The Natural Chemotherapeutics Research Institute (NCRI), in Kampala, is a division of the Ugandan Ministry of Health and is devoted to reviewing conventional medications. Grace Nambatya Kyeyune is the director of research and a natural-products research scientist at NCRI. She joined the NCRI as a scientific officer in the chemistry division in 1984 after earning a bachelor's degree in chemistry from Makerere University in Kampala. However, a case of eczema and an unsuccessful herbal remedy for it inspired her to study medicinal chemistry more thoroughly.obtaining a master's degree in 1989, followed by a PhD in 1993, both from Loughborough University in the UK. There, she discovered how to extract medications from herbs and determine how they affect people. She is currently one of Uganda's top experts on natural products, in charge of the NCRI's assessment of medicinal plants' safety and efficacy as treatments.
How did you first become interested in studying conventional medicine using cutting-edge scientific techniques?
Like other Africans of the era, my grandfather treated a number of illnesses with traditional medicine. When we were little, our parents would give us baths in an extract from the Entada abyssinica (omwoloola) tree's leaves to treat various ailments, including skin diseases.
But while I was a university student, I developed an eczema rash on my feet that left patches of black and white on my body. This incident prompted me to pursue a career in traditional medicine. The blotches on my body bothered me. The rash did not go away despite the usage of contemporary steroid creams like hydrocortisone. I was inspired to try traditional herbs because I was a chemist who also had understanding of them.I went to a well-known herbal clinic in Kampala at the time in the hopes that my skin issue would be resolved. The outcomes were disastrous, though, and the rash was actually made worse by the herbal remedy's negative effects. The news was grim. I was inspired to join the group of people trying to advance the advancement of traditional medicine by this experience and the absence of regulation of these items.
How does the NCRI contribute to ensuring the efficacy and safety of these products?
I can only say that things are moving forward. The development and promotion of traditional medicine are outlined in a statute that we have dubbed the Traditional and Complementary Medicine Bill. Some herbalists have received training in good hygiene, quality control, and resource conservation procedures along the chain of processing herbs. At the NCRI, we have a facility where we validate the goods for safety, in part by carrying out a phytochemical screen to identify the main constituents.
We observe fruitful outcomes. More than 230 natural products that are now on the market have been registered in the database of Uganda's National Drug Authority.
Additionally, through the Clinical Trial Centre for Natural Products at Mulago National Referral Hospital in Kampala, the biggest public hospital in the nation, we are working together to test some of our traditional medicine products in phase I and II clinical studies.

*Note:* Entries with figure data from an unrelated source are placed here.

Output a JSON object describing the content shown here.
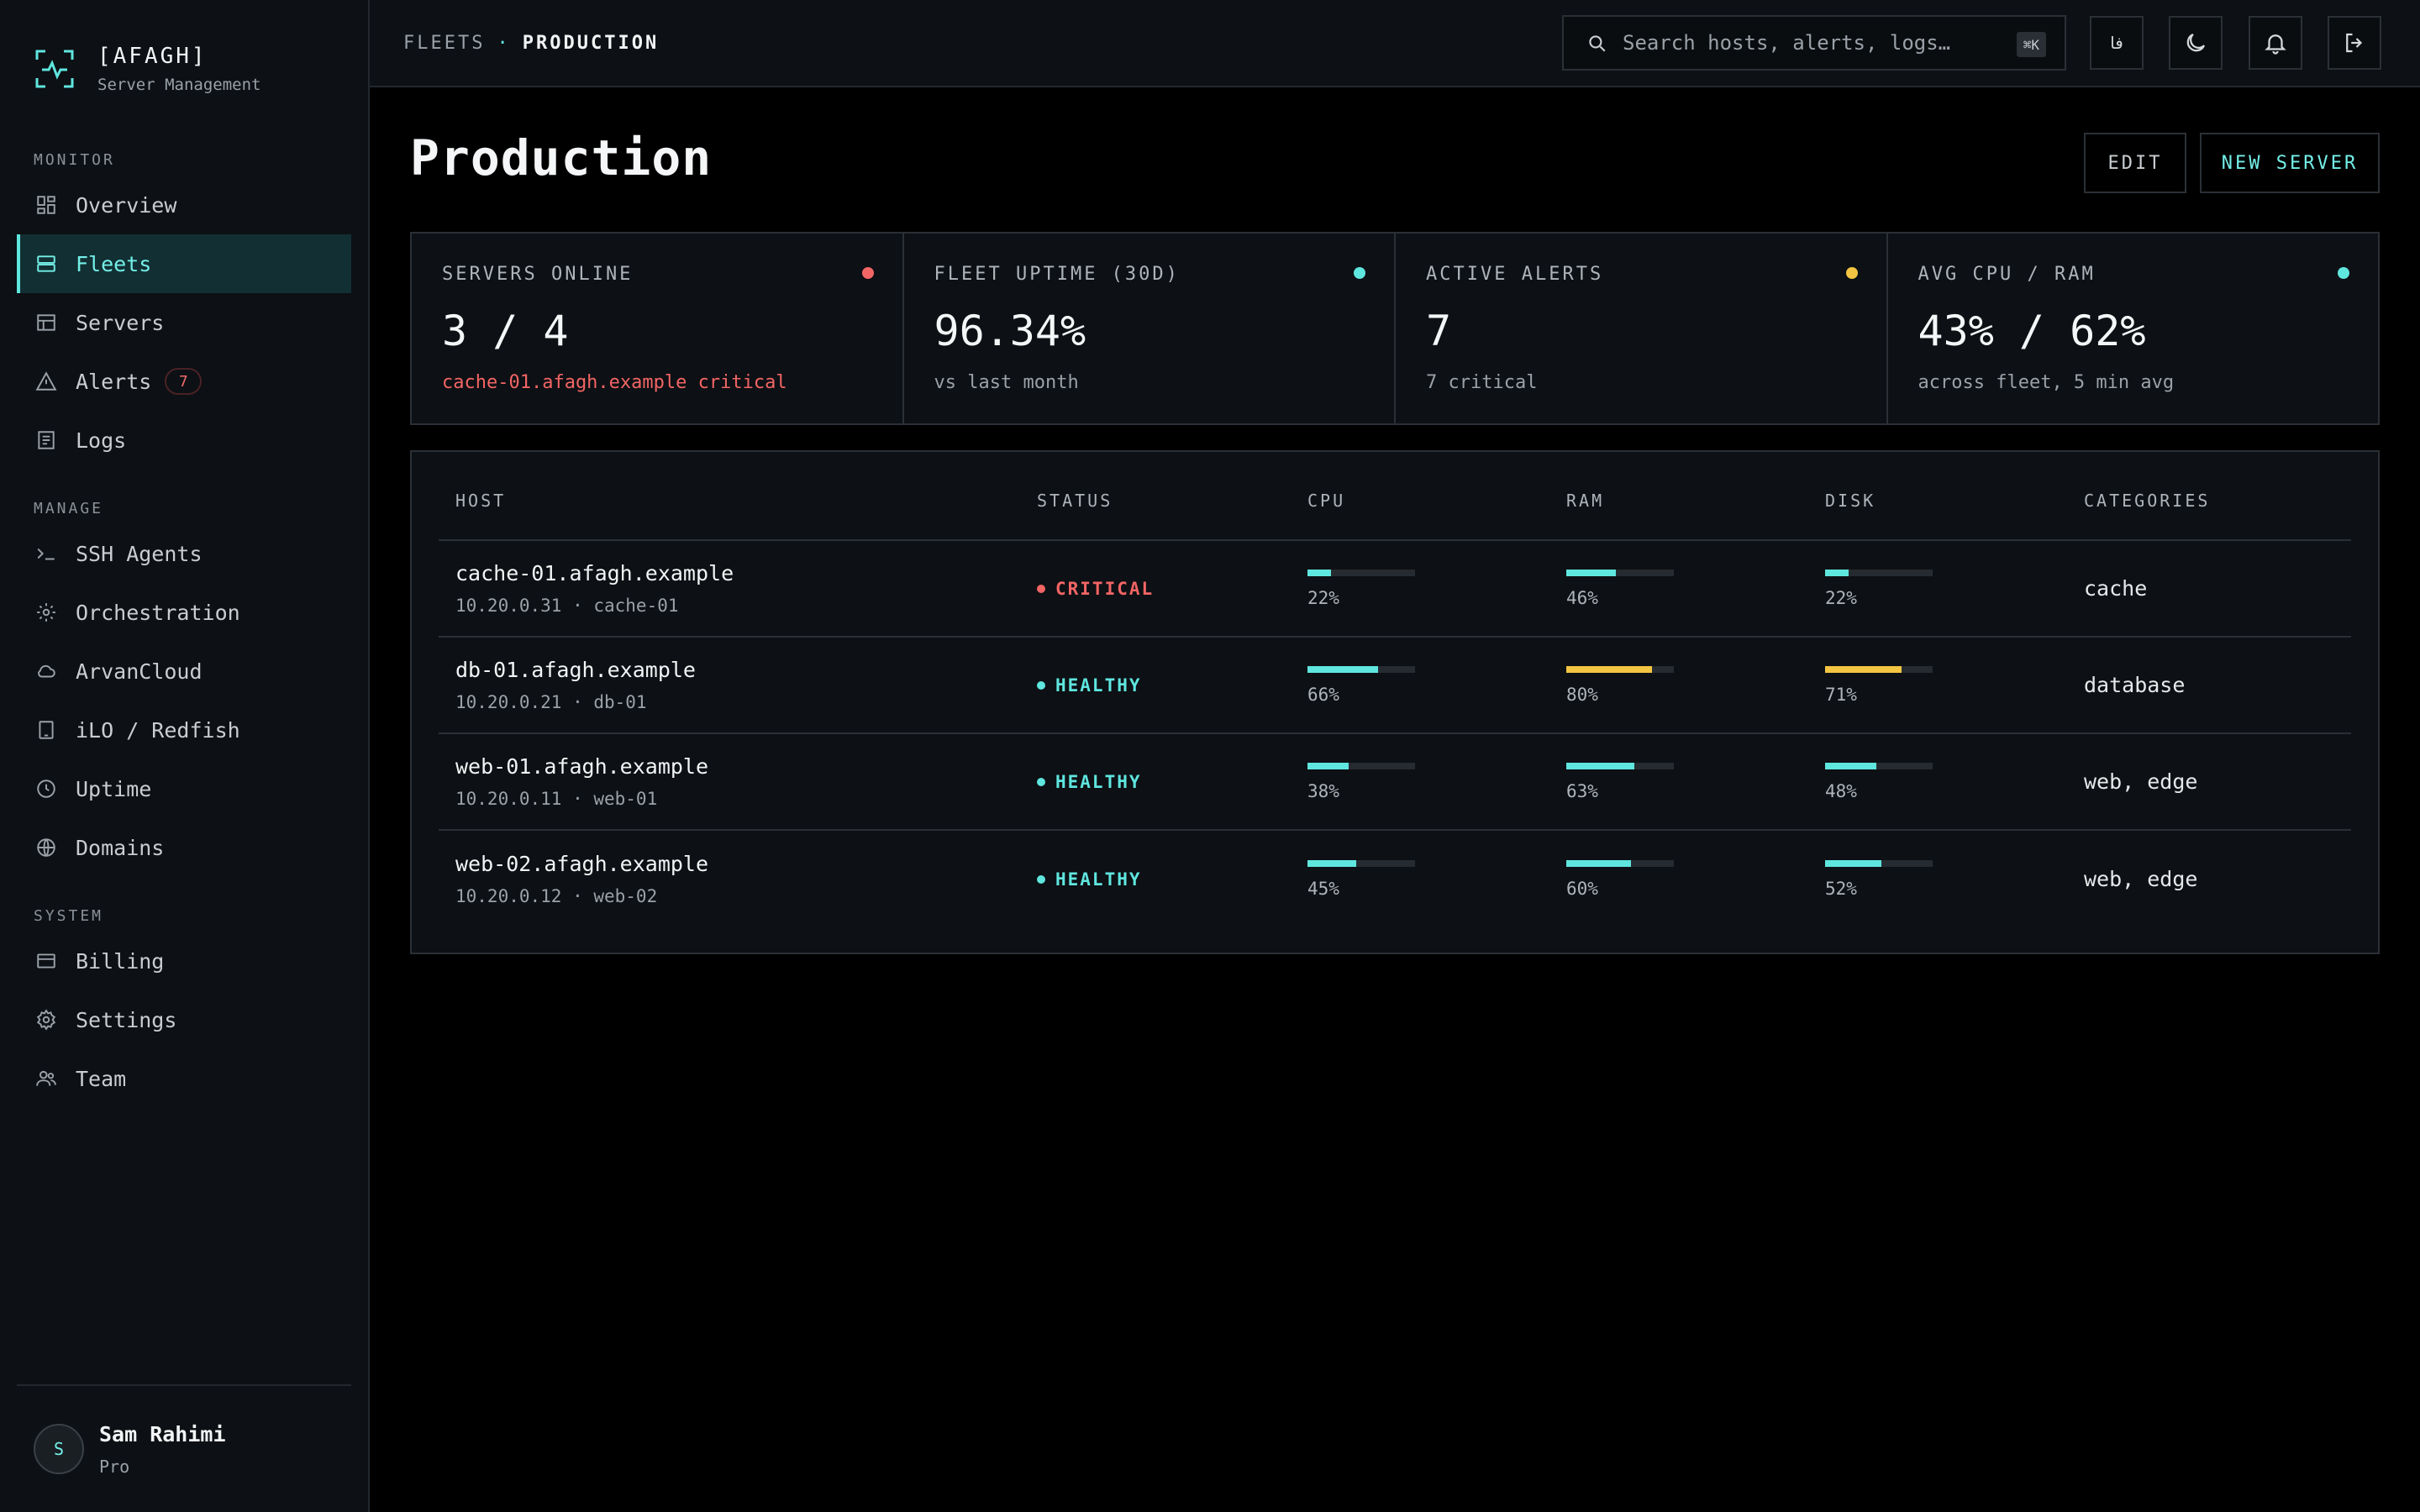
{
  "brand": {
    "name": "[AFAGH]",
    "subtitle": "Server Management"
  },
  "nav": {
    "sections": [
      {
        "title": "MONITOR",
        "items": [
          {
            "label": "Overview",
            "icon": "grid-icon"
          },
          {
            "label": "Fleets",
            "icon": "server-stack-icon",
            "active": true
          },
          {
            "label": "Servers",
            "icon": "table-icon"
          },
          {
            "label": "Alerts",
            "icon": "warning-icon",
            "badge": "7"
          },
          {
            "label": "Logs",
            "icon": "document-icon"
          }
        ]
      },
      {
        "title": "MANAGE",
        "items": [
          {
            "label": "SSH Agents",
            "icon": "terminal-icon"
          },
          {
            "label": "Orchestration",
            "icon": "sun-network-icon"
          },
          {
            "label": "ArvanCloud",
            "icon": "cloud-icon"
          },
          {
            "label": "iLO / Redfish",
            "icon": "tablet-icon"
          },
          {
            "label": "Uptime",
            "icon": "clock-icon"
          },
          {
            "label": "Domains",
            "icon": "globe-icon"
          }
        ]
      },
      {
        "title": "SYSTEM",
        "items": [
          {
            "label": "Billing",
            "icon": "credit-card-icon"
          },
          {
            "label": "Settings",
            "icon": "gear-icon"
          },
          {
            "label": "Team",
            "icon": "users-icon"
          }
        ]
      }
    ]
  },
  "user": {
    "initial": "S",
    "name": "Sam Rahimi",
    "plan": "Pro"
  },
  "topbar": {
    "breadcrumb_parent": "FLEETS",
    "breadcrumb_sep": "·",
    "breadcrumb_current": "PRODUCTION",
    "search_placeholder": "Search hosts, alerts, logs…",
    "search_shortcut": "⌘K",
    "lang_label": "فا"
  },
  "page": {
    "title": "Production",
    "edit_label": "EDIT",
    "new_label": "NEW SERVER"
  },
  "stats": [
    {
      "label": "SERVERS ONLINE",
      "value": "3 / 4",
      "sub": "cache-01.afagh.example critical",
      "dot": "#f26565",
      "critical": true
    },
    {
      "label": "FLEET UPTIME (30D)",
      "value": "96.34%",
      "sub": "vs last month",
      "dot": "#5fe6df"
    },
    {
      "label": "ACTIVE ALERTS",
      "value": "7",
      "sub": "7 critical",
      "dot": "#f4c542"
    },
    {
      "label": "AVG CPU / RAM",
      "value": "43% / 62%",
      "sub": "across fleet, 5 min avg",
      "dot": "#5fe6df"
    }
  ],
  "table": {
    "headers": [
      "HOST",
      "STATUS",
      "CPU",
      "RAM",
      "DISK",
      "CATEGORIES"
    ],
    "rows": [
      {
        "host": "cache-01.afagh.example",
        "meta": "10.20.0.31 · cache-01",
        "status": "CRITICAL",
        "status_color": "#f26565",
        "cpu": 22,
        "ram": 46,
        "disk": 22,
        "categories": "cache"
      },
      {
        "host": "db-01.afagh.example",
        "meta": "10.20.0.21 · db-01",
        "status": "HEALTHY",
        "status_color": "#5fe6df",
        "cpu": 66,
        "ram": 80,
        "disk": 71,
        "categories": "database"
      },
      {
        "host": "web-01.afagh.example",
        "meta": "10.20.0.11 · web-01",
        "status": "HEALTHY",
        "status_color": "#5fe6df",
        "cpu": 38,
        "ram": 63,
        "disk": 48,
        "categories": "web, edge"
      },
      {
        "host": "web-02.afagh.example",
        "meta": "10.20.0.12 · web-02",
        "status": "HEALTHY",
        "status_color": "#5fe6df",
        "cpu": 45,
        "ram": 60,
        "disk": 52,
        "categories": "web, edge"
      }
    ]
  },
  "colors": {
    "accent": "#5fe6df",
    "warning": "#f4c542",
    "critical": "#f26565"
  }
}
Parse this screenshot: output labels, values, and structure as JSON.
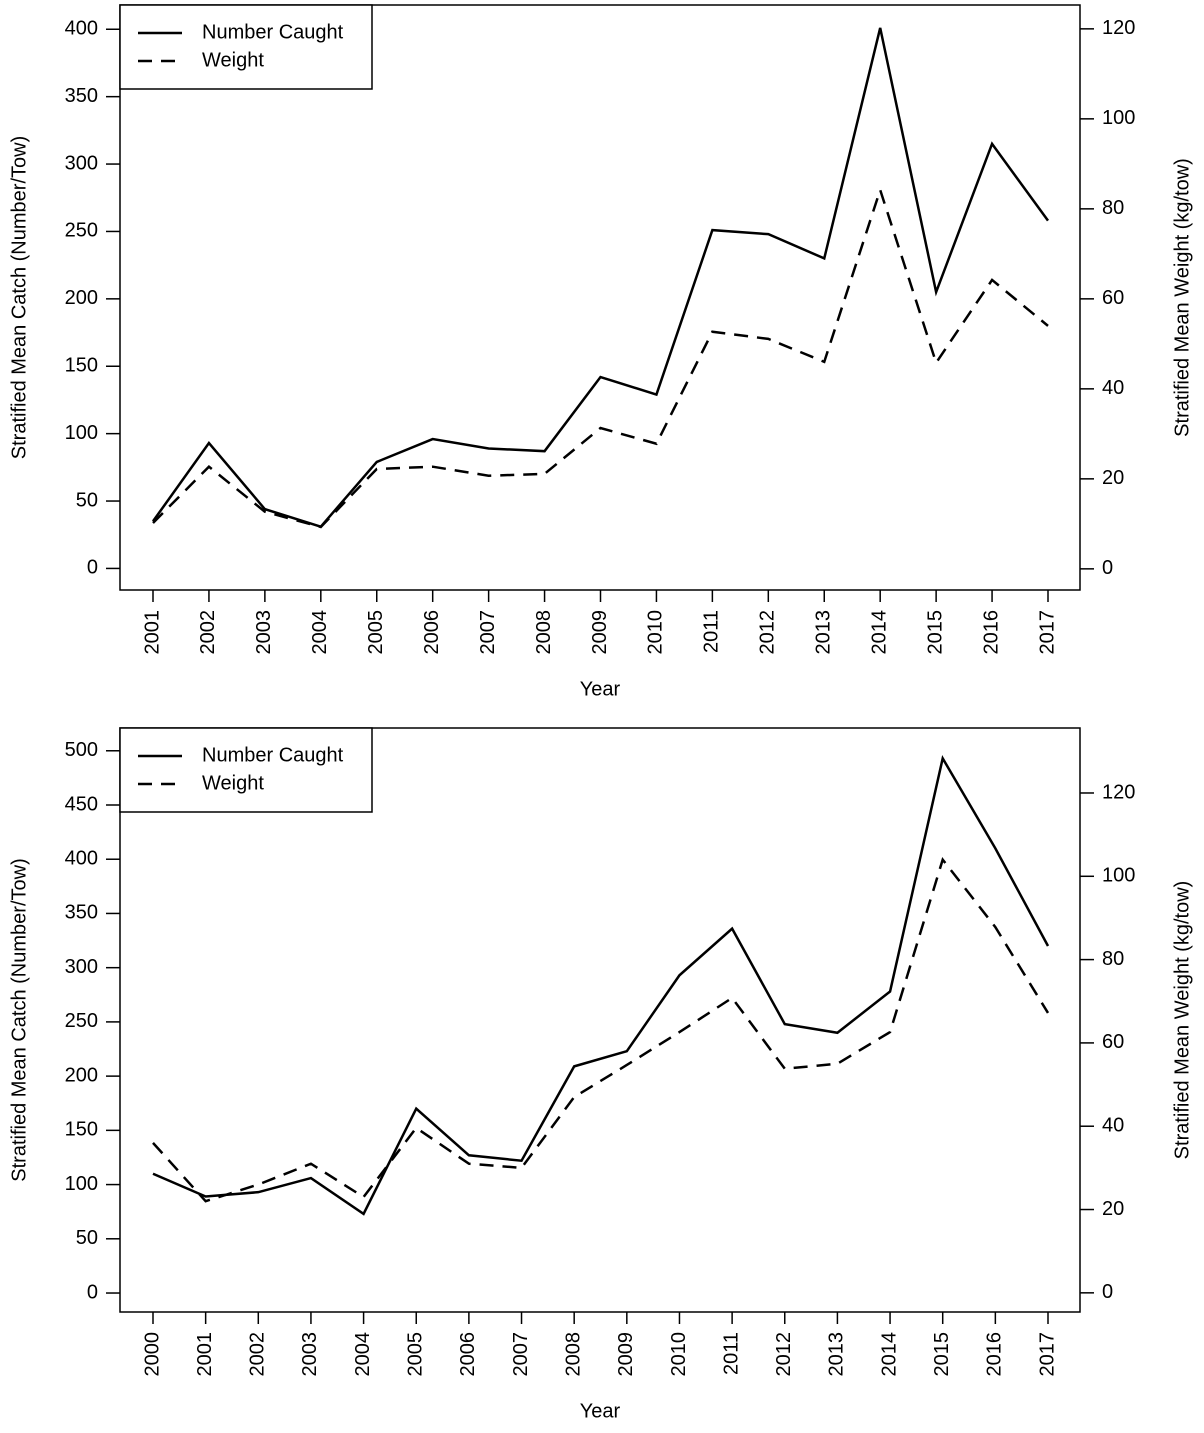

For instance, in collaboration with a multidisciplinary group of experts, we are assessing whether a drug called UBV-01N, which is used to treat viral infections, could also be used to treat COVID-19 symptoms.
You conducted extensive benchmarking across numerous nations. What have you learned that you want to apply to Ugandan traditional medicine?
In addition to China, South Korea, and India in Asia, we also travelled to Ghana and South Africa on the continent. Traditional medicine has been practised for a very long time in these nations. Their daily lives and eating traditions have been incorporated. At Ghana's Kwame Nkrumah University of Science and Technology in Kumasi, there is a bachelor's degree in herbal medicine. We established a collaboration in South Africa that also grants us access to their laboratory technology, such as tissue culture, for the development of our products. We have learned how to grow herbs in the lab for standardised biomass production for natural medications from South Korea.
Do you believe that conducting clinical trials of conventional medications that are widely used and more reasonably priced is more crucial given the shortage of financing for such studies in many African nations than testing novel cancer medications or other pharmaceuticals?
I believe it is preferable to do clinical studies on conventional medications that have been successfully used for many generations in our communities and are already in use. Many conventional treatments are effective and supported by science. The Ugandan greenheart tree (Warbugia ugandensis), an extract from which has been used to treat coughs and malaria, is one example of an item that even big pharmaceutical companies are choosing from here to be developed into medications.
In order to create the ideal dose and delivery strategy for safety and effectiveness, standardisation is what we are advocating. We would receive World Health Organization accreditation for export, which will aid in the growth of our economy.
Given that many of these medications are based on traditional knowledge that has been passed down from one generation to the next, how will intellectual property rights be handled?
The Uganda Registration Services Bureau and we collaborate. A database of conventional knowledge has been produced. Anyone interested in the advancement and promotion of traditional medicine in Uganda should start here. Information is available regarding traditional medicine paperwork, benefit-sharing agreements, and existing patents, as well as which communities hold the rights to the development of specific traditional medicines.